From time to time, you become caught up in the evolution of a character you find yourself not liking.  This character strikes you as having little or no relevant interest to you, scant redemptive values, and so far as you are concerned, limited in the curiosity of how things and people and the universe “work.”

You’ve pretty well lighted torches along the path to the revelation, haven’t you?  Charles Baudelaire.  The Flowers of Evil.   “You, hypocrite reader—my semblance, my brother…”

With all those disparate aspects of your personality whirling about within the psychical cocktail shaker that is you, there are sides of you that seem uncomfortable to the uber-you, the editorial director, as it were.  They bear similarity to real persons you meet and observe in reality.  They bear great similarity to characters you develop reasons for not trusting and for outright disapproval of their behavior when you encounter them in someone else’s story.

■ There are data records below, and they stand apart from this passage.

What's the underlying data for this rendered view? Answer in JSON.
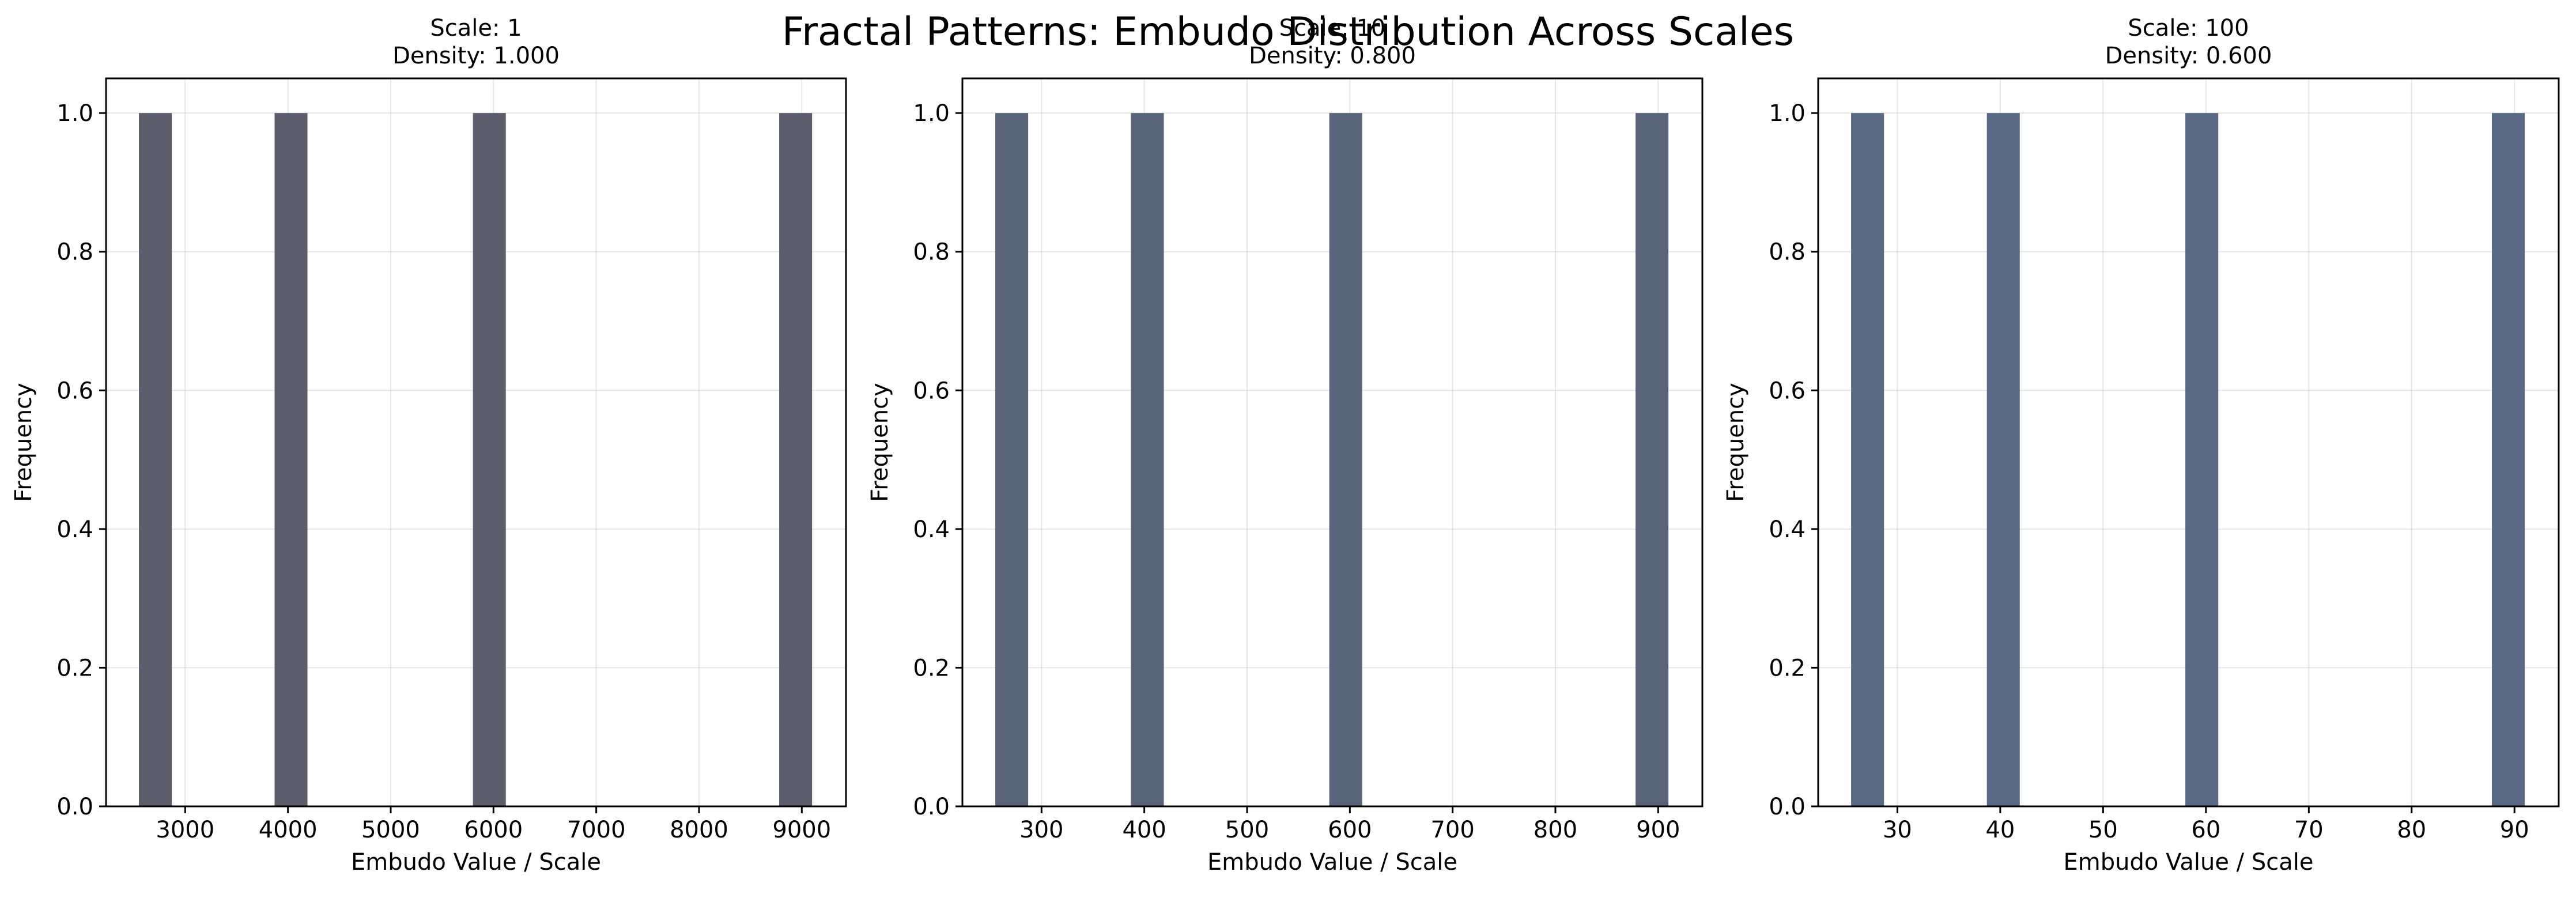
{
  "figure": {
    "suptitle": "Fractal Patterns: Embudo Distribution Across Scales"
  },
  "chart_data": [
    {
      "type": "bar",
      "title_line1": "Scale: 1",
      "title_line2": "Density: 1.000",
      "xlabel": "Embudo Value / Scale",
      "ylabel": "Frequency",
      "xlim": [
        2230,
        9430
      ],
      "ylim": [
        0,
        1.05
      ],
      "xticks": [
        3000,
        4000,
        5000,
        6000,
        7000,
        8000,
        9000
      ],
      "yticks": [
        "0.0",
        "0.2",
        "0.4",
        "0.6",
        "0.8",
        "1.0"
      ],
      "bins": [
        {
          "x0": 2550,
          "x1": 2870,
          "count": 1
        },
        {
          "x0": 3870,
          "x1": 4190,
          "count": 1
        },
        {
          "x0": 5800,
          "x1": 6120,
          "count": 1
        },
        {
          "x0": 8780,
          "x1": 9100,
          "count": 1
        }
      ],
      "bar_color": "#5c5c6b",
      "grid": true
    },
    {
      "type": "bar",
      "title_line1": "Scale: 10",
      "title_line2": "Density: 0.800",
      "xlabel": "Embudo Value / Scale",
      "ylabel": "Frequency",
      "xlim": [
        223,
        943
      ],
      "ylim": [
        0,
        1.05
      ],
      "xticks": [
        300,
        400,
        500,
        600,
        700,
        800,
        900
      ],
      "yticks": [
        "0.0",
        "0.2",
        "0.4",
        "0.6",
        "0.8",
        "1.0"
      ],
      "bins": [
        {
          "x0": 255,
          "x1": 287,
          "count": 1
        },
        {
          "x0": 387,
          "x1": 419,
          "count": 1
        },
        {
          "x0": 580,
          "x1": 612,
          "count": 1
        },
        {
          "x0": 878,
          "x1": 910,
          "count": 1
        }
      ],
      "bar_color": "#5a6478",
      "grid": true
    },
    {
      "type": "bar",
      "title_line1": "Scale: 100",
      "title_line2": "Density: 0.600",
      "xlabel": "Embudo Value / Scale",
      "ylabel": "Frequency",
      "xlim": [
        22.3,
        94.3
      ],
      "ylim": [
        0,
        1.05
      ],
      "xticks": [
        30,
        40,
        50,
        60,
        70,
        80,
        90
      ],
      "yticks": [
        "0.0",
        "0.2",
        "0.4",
        "0.6",
        "0.8",
        "1.0"
      ],
      "bins": [
        {
          "x0": 25.5,
          "x1": 28.7,
          "count": 1
        },
        {
          "x0": 38.7,
          "x1": 41.9,
          "count": 1
        },
        {
          "x0": 58.0,
          "x1": 61.2,
          "count": 1
        },
        {
          "x0": 87.8,
          "x1": 91.0,
          "count": 1
        }
      ],
      "bar_color": "#5a6a85",
      "grid": true
    }
  ]
}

In that sense, some aspects of story remind you of those uncomfortable times in the early years of your high school education where you confronted geometry and, for the longest time, geometry won.  Demonstrating the congruence of triangles and rectangles and parallelograms became a capacity you needed to revisit time and time again before you could move on to the next levels of logical and emotional thought.

A delightful surprise awaited you, who’d announced to yourself with defensive bravado that an English major, a student with interest in English and American literature, had no need for geometry.

Years later, 1974 in fact, when you started your arc toward editor in chief status at a scholarly book publisher, your great friend in performing a thoroughly pleasant task of designing the typographic appearance of a book, was geometry.

Shady, disagreeable, grumbly, and otherwise quirky characters lurk within you, calling you to recognize friends in the characters you encounter in the stories of others writers and those characters who elbow their way into stories you bring forth.